A radical idea would be just to set play familiarity to 100 or 0 for all players on all teams and see if there is actual parity. We all know that offenses gain play knowledge (both individually and as a team) a LOT faster than defenses gain play knowledge (7 seasons running basically the same defensive plays? you get 50% play knowledge as a team).
But I don't think play knowledge is the real problem here. For me the problem has been, why is there so much open field? And why are LBs so non-existent in the game now? I looked at the stats from the first 5 or so seasons of MFN-1 and LBs were getting 100-150 tackles a year. Now a good LB may get 100 if he's REALLY lucky. And the "best" LBs in the league are going to average 60 or so. What I've been seeing is that LBs are getting sucked up into the block more than the OL is coming to the second level to make the block. ILBs should be playing 5 or so yards off the LOS, move laterally until the RB cuts, and then pursue to the hit. ILBs in the game are playing 2-3 yards off the LOS most of the time, especially if they are in M2M and immediately taking pursuit angles to the RB and getting eaten up in blocks. Or getting caught in situations where the OL is already blocking one player and ends up "blocking" two or three as the LBs all converge on the same spot. The WLB is the only LB that plays close to his talent level because, I'm almost certain, he plays in space most of the time and doesn't get sucked into blocks because there is not a blocker near. WLB is the only position worth having an LB above 70 overall unless you are going to treat your MLB as an extra DB in the nickle defense.

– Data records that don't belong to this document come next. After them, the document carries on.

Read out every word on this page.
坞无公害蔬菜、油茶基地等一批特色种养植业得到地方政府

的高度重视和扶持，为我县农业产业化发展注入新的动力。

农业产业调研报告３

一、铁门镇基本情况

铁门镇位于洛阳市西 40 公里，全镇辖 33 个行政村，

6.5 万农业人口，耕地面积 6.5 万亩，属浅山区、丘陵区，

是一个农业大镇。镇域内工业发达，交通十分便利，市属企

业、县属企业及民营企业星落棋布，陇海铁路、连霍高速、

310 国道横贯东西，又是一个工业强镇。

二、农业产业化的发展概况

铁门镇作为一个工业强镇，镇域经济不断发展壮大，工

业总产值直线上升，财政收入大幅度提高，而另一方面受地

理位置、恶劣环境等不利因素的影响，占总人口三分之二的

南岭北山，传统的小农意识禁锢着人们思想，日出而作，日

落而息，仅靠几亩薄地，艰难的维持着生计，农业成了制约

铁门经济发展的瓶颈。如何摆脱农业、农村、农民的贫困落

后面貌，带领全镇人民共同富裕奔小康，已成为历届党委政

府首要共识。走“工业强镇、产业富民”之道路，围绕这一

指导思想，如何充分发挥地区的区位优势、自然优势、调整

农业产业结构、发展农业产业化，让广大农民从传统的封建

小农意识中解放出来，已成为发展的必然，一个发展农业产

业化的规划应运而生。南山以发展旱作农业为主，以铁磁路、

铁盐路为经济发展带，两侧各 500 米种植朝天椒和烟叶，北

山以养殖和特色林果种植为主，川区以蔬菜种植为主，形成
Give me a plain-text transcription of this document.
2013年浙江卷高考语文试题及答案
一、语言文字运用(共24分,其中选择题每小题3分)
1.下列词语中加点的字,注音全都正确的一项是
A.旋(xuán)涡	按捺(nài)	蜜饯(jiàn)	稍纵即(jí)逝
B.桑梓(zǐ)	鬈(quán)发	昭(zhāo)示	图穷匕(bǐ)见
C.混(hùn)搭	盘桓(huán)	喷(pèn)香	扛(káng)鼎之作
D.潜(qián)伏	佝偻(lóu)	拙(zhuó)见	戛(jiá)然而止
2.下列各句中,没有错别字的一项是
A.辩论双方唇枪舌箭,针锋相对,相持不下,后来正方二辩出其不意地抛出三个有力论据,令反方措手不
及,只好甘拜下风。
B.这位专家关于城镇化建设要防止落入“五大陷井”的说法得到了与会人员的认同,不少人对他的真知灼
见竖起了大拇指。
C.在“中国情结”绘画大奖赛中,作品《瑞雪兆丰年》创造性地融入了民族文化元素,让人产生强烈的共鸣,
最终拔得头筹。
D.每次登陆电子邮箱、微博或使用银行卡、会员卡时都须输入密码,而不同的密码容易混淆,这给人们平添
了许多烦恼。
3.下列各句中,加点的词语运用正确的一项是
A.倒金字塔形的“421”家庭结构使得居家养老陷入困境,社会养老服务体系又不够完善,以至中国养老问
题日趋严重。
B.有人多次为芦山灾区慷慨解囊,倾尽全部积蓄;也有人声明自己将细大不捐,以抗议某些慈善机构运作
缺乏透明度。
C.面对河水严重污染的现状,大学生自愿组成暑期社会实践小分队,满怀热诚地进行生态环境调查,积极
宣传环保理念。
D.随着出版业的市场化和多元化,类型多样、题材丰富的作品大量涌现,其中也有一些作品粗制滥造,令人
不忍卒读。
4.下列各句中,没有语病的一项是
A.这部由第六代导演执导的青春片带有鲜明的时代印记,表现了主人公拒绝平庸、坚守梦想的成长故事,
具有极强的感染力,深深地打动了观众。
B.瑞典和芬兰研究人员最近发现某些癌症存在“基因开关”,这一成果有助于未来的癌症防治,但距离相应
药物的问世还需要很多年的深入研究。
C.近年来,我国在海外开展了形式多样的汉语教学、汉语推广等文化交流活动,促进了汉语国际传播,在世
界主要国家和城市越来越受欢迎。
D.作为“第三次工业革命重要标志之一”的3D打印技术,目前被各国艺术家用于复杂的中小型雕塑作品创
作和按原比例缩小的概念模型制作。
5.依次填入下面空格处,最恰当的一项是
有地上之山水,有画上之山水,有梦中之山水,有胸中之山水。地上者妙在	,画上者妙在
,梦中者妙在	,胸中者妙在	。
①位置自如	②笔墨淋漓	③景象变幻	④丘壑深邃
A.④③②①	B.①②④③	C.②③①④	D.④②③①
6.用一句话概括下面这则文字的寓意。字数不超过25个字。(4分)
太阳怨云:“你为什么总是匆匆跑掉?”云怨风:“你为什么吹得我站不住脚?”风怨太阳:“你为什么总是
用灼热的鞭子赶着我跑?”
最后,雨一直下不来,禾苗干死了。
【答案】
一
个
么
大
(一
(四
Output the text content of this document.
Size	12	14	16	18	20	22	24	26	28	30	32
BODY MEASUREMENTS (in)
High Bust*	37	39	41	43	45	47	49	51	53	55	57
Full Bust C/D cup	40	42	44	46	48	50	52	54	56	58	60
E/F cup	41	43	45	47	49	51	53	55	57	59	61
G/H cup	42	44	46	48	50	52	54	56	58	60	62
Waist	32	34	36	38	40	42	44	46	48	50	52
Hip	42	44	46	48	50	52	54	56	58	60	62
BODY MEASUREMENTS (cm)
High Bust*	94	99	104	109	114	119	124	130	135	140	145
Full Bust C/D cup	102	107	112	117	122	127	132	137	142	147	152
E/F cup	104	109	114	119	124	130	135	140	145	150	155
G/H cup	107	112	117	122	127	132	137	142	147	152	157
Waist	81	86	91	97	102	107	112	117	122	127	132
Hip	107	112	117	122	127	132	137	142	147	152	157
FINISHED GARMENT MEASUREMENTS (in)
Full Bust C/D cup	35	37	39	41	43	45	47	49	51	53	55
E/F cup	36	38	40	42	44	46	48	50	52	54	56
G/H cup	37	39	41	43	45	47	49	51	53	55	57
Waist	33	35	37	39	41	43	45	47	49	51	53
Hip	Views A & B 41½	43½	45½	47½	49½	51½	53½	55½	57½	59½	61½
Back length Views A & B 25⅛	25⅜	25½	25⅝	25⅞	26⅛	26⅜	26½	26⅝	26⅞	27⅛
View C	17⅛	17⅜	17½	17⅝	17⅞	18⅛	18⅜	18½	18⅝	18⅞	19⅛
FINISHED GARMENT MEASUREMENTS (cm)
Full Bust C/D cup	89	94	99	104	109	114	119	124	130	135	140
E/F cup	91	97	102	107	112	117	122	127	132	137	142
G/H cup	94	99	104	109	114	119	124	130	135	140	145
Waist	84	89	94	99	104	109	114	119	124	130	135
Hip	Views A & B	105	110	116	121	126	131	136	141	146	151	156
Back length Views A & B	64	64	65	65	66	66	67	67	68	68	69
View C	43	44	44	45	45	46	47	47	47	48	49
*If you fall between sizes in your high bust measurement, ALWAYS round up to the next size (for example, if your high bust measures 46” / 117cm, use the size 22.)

Since zone coverage has been really terrible for so long, most people resort to playing a lot of M2M unless you just want to get run over. So I see the issue as compounding. Not enough good defensive plays, bad player alignment, not enough lateral movement, players getting sucked into blocks, and finally (my favorite rant) poor tackling. I think that physical weight + speed + strength all need to be added to tackling skills. It's obnoxious to watch 190-215# RBs ping pong off of 240-260 pound LBs that hit them at full speed. The only way I've found to counter this at all is to only look at LBs that have 90+ tackling.
In short, if LBs played better, running stats would probably be more realistic. Right now, if the safety doesn't get the RB, he's gone.